L'Eritrea vive, infatti, una fase di crescente militarizzazione del Paese, che viene giustificata sul piano interno invocando l'esigenza di una mobilitazione nazionale per fronteggiare il pericolo di un eventuale conflitto con l'Etiopia. La coscrizione obbligatoria con ferma minima di tre anni, in vigore dopo il conflitto con l'Etiopia, nonché il razionamento dei beni di prima necessità come gli alimentari, il carburante, la stessa energia elettrica, provocano un esilio sempre più accentuato in particolare dei giovani sia via terra, attraverso il Sudan, appunto la Libia, in direzione della costa nord del Mediterraneo, sia via mare.
A fronte di questa situazione il Governo continua a svolgere ogni passo utile sia sul piano bilaterale sia in concertazione con i nostri principale partner e alleati, per richiamare il regime eritreo alle sue responsabilità in materia di diritti umani e delle libertà fondamentali. Allo stesso modo il Governo italiano non mancherà di adoperarsi nel caso in oggetto come negli altri, affinché i rifugiati, da qualsiasi Paese provengano, vengano messi al riparo da rischi di tortura e da altri trattamenti crudeli, inumani e degradanti.
PRESIDENTE. L'onorevole De Zulueta ha facoltà di replicare.
TANA DE ZULUETA. Signor Presidente, mi ritengo soddisfatta. Non c'èPag. 79dubbio che il Governo abbia tentato in tutte le sedi di avere le notizie che cercavamo.
Volevo, però, più in generale fare un'osservazione per quanto riguarda i nostri rapporti con la Libia. L'Italia ha spesso sottolineato di avere una buona collaborazione con la Libia nella lotta all'immigrazione irregolare.
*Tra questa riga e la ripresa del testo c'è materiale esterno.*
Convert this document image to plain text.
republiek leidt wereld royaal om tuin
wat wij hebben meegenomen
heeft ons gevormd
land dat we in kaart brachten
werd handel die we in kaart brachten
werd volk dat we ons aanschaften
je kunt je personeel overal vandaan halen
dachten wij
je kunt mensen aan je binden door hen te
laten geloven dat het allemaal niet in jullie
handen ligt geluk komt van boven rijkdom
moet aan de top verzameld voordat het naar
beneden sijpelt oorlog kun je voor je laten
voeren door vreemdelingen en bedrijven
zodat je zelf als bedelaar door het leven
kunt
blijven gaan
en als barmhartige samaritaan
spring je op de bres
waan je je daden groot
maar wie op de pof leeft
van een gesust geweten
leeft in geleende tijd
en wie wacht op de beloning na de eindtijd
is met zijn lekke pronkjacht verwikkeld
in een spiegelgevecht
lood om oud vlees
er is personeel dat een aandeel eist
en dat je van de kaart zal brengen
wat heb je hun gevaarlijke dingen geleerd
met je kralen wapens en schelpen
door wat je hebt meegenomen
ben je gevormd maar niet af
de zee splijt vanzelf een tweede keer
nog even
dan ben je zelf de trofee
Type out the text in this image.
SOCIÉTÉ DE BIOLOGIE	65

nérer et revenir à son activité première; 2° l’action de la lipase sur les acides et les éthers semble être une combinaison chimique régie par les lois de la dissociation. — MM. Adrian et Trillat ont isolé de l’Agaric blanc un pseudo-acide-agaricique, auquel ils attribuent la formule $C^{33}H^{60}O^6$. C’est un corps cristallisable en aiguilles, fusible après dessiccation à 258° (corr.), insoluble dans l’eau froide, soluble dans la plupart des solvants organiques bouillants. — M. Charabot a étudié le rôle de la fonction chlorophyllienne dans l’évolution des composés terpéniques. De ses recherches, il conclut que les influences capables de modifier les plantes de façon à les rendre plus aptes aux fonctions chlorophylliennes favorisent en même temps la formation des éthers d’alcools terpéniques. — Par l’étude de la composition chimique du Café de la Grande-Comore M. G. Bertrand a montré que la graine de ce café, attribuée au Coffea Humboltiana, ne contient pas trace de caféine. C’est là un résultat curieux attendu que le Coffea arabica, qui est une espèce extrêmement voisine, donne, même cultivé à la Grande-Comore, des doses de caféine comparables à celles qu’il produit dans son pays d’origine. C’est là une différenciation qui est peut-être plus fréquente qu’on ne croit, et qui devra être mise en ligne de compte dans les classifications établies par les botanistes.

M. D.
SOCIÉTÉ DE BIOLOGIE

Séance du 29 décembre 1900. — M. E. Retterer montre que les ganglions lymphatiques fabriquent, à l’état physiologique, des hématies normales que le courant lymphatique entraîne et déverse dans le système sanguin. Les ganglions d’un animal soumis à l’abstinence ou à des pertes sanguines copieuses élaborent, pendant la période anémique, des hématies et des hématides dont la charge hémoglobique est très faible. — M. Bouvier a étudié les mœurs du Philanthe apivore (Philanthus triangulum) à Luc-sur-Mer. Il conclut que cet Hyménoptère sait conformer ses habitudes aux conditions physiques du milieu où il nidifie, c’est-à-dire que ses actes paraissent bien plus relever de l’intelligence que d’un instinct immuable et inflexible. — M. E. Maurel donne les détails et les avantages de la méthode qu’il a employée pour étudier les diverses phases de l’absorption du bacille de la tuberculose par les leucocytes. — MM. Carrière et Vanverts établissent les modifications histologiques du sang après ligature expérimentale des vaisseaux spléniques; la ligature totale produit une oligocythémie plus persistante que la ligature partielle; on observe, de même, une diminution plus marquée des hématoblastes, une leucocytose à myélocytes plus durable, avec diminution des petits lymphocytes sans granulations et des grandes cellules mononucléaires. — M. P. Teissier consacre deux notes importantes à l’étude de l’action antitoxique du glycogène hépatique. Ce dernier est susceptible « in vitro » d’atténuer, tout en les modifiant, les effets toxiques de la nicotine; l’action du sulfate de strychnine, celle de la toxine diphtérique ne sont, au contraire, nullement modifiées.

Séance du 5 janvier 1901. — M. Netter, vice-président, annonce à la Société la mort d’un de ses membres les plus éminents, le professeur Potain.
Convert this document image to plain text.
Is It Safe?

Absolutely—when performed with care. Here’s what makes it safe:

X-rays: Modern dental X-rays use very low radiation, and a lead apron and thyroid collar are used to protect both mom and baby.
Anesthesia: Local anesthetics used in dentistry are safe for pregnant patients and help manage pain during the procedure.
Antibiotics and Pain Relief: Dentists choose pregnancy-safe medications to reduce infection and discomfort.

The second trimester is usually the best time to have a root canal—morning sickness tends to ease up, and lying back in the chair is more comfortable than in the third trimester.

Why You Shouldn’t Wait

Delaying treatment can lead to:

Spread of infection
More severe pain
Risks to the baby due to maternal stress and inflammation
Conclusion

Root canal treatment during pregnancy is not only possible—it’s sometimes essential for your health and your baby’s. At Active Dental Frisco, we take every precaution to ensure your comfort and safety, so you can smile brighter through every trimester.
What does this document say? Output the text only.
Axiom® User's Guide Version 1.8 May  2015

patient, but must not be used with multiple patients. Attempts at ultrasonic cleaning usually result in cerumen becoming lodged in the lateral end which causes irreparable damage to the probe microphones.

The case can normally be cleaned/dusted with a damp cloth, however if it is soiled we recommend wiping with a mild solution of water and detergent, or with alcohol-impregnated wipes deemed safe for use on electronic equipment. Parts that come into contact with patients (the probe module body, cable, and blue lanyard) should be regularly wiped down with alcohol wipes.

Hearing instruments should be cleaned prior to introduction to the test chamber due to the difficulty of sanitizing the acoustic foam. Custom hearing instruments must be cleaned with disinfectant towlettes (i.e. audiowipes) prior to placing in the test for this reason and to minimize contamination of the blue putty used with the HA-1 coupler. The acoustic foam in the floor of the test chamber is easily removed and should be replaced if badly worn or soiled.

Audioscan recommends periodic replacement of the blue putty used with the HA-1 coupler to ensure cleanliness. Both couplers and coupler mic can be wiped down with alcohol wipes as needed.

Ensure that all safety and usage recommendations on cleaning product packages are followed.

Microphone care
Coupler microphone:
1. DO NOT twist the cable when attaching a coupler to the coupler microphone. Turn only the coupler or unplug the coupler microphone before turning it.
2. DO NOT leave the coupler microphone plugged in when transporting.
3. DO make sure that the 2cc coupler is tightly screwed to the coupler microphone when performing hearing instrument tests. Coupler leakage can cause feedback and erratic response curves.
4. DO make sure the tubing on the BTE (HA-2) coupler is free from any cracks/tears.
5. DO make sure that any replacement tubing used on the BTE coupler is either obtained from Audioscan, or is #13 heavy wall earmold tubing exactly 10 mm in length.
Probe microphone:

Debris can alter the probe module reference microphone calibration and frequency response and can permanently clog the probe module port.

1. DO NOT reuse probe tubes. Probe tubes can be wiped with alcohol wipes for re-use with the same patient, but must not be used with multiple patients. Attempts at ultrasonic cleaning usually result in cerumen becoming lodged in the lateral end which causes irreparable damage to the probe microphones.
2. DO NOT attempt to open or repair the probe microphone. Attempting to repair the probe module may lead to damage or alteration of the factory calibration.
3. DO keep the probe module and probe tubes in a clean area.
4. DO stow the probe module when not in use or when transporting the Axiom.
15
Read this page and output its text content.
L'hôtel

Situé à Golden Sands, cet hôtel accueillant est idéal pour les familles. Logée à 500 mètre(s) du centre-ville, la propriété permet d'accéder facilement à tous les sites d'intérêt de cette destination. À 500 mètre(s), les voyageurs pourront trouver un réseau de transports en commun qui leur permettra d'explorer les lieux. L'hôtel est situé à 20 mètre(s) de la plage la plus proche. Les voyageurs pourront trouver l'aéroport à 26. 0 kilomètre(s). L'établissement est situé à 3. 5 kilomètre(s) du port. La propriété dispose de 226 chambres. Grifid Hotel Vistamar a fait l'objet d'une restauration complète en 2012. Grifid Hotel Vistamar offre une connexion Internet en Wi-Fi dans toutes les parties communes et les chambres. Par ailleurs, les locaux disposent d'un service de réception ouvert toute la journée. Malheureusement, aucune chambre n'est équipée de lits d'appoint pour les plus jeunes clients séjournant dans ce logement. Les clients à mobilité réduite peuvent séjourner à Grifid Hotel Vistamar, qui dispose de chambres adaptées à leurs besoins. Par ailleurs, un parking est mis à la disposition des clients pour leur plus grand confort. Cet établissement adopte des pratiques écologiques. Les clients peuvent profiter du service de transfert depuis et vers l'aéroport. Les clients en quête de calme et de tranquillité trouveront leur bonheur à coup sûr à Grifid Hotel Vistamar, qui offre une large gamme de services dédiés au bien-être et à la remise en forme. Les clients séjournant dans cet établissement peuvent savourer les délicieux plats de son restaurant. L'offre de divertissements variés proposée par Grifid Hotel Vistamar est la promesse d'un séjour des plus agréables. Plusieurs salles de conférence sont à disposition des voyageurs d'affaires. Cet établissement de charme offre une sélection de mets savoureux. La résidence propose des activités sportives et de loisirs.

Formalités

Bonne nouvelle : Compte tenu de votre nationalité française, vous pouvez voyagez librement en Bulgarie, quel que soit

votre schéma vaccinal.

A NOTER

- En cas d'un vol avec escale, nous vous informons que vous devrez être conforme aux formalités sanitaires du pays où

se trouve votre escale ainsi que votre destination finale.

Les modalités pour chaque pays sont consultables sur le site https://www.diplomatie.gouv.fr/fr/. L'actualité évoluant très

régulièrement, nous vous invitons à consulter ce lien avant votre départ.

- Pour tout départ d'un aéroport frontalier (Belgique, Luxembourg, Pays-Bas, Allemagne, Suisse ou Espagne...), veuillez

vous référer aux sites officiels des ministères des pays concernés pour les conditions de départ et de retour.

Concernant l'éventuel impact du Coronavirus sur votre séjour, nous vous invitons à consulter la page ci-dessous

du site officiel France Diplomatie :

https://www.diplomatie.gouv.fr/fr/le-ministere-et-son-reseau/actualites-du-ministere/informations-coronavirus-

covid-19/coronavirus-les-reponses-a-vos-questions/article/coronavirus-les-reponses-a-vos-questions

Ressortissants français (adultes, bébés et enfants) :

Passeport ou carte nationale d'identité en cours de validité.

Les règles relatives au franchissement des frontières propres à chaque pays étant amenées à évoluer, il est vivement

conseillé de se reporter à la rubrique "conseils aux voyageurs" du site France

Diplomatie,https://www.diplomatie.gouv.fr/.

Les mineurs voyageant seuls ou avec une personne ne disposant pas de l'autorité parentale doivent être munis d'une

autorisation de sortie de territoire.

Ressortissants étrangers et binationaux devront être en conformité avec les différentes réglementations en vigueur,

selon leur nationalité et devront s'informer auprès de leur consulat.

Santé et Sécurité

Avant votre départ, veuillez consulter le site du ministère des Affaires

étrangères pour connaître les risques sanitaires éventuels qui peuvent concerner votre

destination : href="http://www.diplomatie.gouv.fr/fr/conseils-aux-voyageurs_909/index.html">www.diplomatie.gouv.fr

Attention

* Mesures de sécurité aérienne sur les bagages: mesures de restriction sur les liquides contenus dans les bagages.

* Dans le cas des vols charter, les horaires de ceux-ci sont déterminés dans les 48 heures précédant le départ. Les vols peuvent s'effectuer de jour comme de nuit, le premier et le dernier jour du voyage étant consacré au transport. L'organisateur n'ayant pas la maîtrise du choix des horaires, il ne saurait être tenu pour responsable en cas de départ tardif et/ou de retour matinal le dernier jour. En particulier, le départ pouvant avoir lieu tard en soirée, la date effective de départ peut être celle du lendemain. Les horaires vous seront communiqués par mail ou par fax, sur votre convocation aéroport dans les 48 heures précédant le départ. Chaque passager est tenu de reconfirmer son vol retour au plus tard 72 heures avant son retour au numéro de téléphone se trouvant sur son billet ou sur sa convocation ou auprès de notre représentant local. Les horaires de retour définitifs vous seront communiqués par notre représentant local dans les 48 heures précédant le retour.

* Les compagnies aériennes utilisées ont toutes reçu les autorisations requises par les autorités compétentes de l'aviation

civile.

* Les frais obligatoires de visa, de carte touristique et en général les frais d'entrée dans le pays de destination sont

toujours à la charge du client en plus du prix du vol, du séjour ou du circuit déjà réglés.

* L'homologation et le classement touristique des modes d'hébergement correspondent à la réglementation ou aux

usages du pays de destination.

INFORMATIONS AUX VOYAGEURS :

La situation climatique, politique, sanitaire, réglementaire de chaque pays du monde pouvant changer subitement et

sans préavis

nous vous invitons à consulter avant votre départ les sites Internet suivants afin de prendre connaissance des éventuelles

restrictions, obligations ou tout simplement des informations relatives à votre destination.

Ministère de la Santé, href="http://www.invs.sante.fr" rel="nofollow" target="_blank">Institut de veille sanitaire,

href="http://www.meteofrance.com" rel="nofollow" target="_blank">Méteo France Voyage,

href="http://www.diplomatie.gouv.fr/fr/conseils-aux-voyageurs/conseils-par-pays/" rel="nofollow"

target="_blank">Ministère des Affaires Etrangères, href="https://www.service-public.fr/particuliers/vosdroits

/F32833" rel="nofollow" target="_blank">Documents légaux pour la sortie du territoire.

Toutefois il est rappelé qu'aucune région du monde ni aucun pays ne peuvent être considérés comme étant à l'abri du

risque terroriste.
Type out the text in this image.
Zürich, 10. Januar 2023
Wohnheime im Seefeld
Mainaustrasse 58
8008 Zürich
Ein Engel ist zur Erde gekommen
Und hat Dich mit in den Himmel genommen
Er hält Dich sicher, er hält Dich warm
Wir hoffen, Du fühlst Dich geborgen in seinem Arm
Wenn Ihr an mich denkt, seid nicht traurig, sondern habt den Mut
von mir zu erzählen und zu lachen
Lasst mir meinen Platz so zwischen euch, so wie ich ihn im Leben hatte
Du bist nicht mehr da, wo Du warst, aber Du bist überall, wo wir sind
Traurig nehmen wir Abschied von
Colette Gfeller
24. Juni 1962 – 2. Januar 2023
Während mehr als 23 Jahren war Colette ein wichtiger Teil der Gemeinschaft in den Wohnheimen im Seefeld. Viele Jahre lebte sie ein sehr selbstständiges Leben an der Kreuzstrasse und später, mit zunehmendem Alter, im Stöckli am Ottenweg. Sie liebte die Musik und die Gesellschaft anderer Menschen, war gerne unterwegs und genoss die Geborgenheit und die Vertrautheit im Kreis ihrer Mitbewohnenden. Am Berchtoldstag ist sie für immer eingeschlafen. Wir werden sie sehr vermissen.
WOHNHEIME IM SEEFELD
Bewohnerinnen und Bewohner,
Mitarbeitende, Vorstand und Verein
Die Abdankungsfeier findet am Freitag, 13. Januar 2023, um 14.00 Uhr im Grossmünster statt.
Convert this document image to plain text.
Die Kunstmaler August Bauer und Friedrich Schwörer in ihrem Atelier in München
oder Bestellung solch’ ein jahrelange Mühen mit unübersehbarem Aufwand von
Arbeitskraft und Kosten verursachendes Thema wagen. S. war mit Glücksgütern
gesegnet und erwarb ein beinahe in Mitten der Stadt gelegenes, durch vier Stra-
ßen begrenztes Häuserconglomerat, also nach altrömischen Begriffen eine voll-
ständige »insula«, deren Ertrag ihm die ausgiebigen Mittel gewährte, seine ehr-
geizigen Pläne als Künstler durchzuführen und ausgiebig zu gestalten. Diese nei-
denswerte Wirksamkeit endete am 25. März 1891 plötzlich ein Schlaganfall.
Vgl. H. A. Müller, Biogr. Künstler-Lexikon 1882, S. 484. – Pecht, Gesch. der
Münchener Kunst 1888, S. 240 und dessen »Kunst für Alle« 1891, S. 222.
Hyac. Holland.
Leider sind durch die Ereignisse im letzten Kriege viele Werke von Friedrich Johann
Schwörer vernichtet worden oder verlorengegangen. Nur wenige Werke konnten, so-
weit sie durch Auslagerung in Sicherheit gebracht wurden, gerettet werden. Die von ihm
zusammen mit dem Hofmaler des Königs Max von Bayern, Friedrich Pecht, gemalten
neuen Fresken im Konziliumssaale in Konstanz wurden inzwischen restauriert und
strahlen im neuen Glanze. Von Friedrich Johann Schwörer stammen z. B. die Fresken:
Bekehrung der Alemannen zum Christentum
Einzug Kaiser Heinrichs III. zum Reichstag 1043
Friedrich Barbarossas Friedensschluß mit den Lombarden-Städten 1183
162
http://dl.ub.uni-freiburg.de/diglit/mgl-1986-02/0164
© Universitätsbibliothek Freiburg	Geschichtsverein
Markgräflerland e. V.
Purtroppo, non conosciamo i termini di questi accordi in quanto non sono mai stati illustrati in sede parlamentare e questa opacità, in questo caso, è di intralcio a una migliore collaborazione, ad esempio alla possibilità di rintracciare persone scomparse.
Vorrei cogliere questa occasione per sottolineare che, l'Italia, in sede europea, ha siglato un accordo per partecipare all'operazione Frontex, che è un'operazione di collaborazione per la lotta all'immigrazione irregolare in mare. Tale accordo, fino ad oggi, è stato operativo solo sulla costa africana occidentale (da cui erano partiti i migranti verso le Canarie). Chiedo per questo con urgenza - anche il sottosegretario Craxi ha ricordato che è urgente migliorare la risposta, per quanto riguarda il soccorso mare dei migranti - che tale accordo sia esteso.
È importante che la lotta all'immigrazione irregolare dia tutte le garanzie, per quanto riguarda la tutela dei diritti e dell'incolumità delle persone che potrebbero essere intercettate; se fossero di fatto respinte verso la Libia, si creerebbe un grosso problema.
So che l'Italia vuole coinvolgere la Libia nell'operazione Frontex, però ritengo che sia molto importante che tale coinvolgimento avvenga secondo le norme stabilite dalle Convenzioni internazionali, per quanto riguarda la tutela dei diritti umani e, soprattutto, per quanto riguarda la protezione dei rifugiati.
Credo che, su questo fronte, non solo sia necessario richiamare l'Eritrea - come ha detto il sottosegretario Craxi - al pieno rispetto dei diritti umani; tale richiamo vale anche per la Libia, Paese nel quale - come sappiamo - sono state condannate a morte sei infermiere bulgare; esse non hanno potuto accedere ad un giusto processo, insieme a un medico palestinese e avrebbero subito anche delle torture. Il quadro, quindi, non è affatto rassicurante, se si vuole trasformare la Libia in un partner nella gestione dell'immigrazione.
Chiedo al Governo se possa continuare a tenere viva l'attenzione per quanto riguarda queste persone - nella speranza che si riesca a rintracciarle - e, soprattutto, se sia possibile tener fermo il punto, per quanto riguarda le garanzie per i diritti umani, anche nei confronti della Libia.